High yield is finally deserving of its name again. The high-single-digit yields that the sector is offering are renewing investor interest in this asset class, even as the specter of a recession raises some concerns. We do not believe in timing this market.
History shows that when yields rise to the high-single-digit range, they tend not to stay that elevated for very long, as the discounted price and higher yields tend to draw in a broader cross section of investors. The carry (interest earned) that the high coupon provides also helps mitigate the risk of return volatility.
High-yield investors also benefit from cash flows arising from calls and tenders. This creates an ability to redeploy that cash in opportunities at potentially higher yields.
We discuss here five factors that make the case for investing in high yield and how we are approaching this market in a period of economic uncertainty, as well as when macro factors are having a large influence on markets.
There is no doubt that we are in an uncertain economic environment. We could also be in a recession that is in large part the result of the U.S. Federal Reserve’s aggressive stance on fighting inflation. As expected, the Fed raised interest rates by 75 basis points at its September meeting. But how soft or shallow will the recession be?
If the Fed’s actions are not successful in bringing down inflation, or if they push the economy into a longer, deeper recession, the high-yield market — and credit and risk assets more broadly — could face a bumpy ride.

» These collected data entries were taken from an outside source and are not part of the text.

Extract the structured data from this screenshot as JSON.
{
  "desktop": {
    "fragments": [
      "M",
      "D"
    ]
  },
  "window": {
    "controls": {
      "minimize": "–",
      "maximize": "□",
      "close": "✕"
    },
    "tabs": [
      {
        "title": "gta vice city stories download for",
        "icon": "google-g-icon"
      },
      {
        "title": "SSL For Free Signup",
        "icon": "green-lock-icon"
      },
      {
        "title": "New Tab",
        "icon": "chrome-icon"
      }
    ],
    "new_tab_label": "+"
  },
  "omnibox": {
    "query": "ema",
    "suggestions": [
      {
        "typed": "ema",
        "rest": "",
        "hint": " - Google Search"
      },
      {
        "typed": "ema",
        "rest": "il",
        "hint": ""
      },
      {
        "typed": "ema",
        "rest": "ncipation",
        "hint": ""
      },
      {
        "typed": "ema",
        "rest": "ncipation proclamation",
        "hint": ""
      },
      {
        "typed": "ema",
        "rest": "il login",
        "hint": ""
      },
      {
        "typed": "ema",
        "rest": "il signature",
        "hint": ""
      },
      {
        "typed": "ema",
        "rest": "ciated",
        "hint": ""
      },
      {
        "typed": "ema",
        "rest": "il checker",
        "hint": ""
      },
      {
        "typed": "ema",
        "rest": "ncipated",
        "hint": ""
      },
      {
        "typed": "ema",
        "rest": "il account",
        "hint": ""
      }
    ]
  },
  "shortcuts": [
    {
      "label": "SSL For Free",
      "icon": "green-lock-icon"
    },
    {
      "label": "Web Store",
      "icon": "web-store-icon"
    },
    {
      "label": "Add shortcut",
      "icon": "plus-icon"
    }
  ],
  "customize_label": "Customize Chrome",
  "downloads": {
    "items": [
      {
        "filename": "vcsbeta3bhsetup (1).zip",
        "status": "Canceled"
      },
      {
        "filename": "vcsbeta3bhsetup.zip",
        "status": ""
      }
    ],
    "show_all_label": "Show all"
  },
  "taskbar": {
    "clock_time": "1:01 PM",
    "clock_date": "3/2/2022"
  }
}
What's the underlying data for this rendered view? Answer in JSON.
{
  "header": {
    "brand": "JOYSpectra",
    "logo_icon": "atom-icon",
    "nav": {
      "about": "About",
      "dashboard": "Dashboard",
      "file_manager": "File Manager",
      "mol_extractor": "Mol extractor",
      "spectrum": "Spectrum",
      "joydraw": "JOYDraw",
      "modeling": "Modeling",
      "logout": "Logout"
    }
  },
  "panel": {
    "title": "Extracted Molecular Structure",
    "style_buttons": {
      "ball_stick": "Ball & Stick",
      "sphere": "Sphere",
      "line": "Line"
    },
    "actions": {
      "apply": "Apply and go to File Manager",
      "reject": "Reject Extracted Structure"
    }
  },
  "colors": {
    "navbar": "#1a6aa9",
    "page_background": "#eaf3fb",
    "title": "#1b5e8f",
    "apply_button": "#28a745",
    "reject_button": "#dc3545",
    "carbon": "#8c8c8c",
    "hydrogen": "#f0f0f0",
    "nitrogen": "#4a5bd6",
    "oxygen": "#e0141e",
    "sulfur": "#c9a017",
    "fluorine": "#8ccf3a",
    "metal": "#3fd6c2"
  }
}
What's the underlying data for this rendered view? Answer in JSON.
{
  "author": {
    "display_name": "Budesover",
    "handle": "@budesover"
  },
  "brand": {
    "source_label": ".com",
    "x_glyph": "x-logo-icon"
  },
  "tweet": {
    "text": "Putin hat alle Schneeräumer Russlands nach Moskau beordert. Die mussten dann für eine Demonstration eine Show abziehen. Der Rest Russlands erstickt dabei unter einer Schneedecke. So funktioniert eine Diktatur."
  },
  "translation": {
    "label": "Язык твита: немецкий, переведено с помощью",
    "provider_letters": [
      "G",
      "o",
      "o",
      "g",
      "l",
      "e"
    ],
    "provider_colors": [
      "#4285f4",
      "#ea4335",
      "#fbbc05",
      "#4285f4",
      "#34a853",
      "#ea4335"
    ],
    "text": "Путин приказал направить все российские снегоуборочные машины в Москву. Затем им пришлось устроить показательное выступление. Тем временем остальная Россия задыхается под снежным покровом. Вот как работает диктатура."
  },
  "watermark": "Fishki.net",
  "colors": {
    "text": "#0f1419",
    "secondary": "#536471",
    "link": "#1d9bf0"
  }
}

One could argue that the negative scenario is reflected in prices already, given that returns for most areas of fixed income were in the negative high single digits through the end of August this year. On the other hand, if the Fed manages a “softer landing,” high-yield bonds could rally. Thus, it may make sense for investors to consider building exposure to high yield. We believe several areas of the market could be resilient. In this environment, our focus is on quality: For example, one of our largest high-yield portfolios is invested 34% in bonds rated BB and 40% in bonds rated B.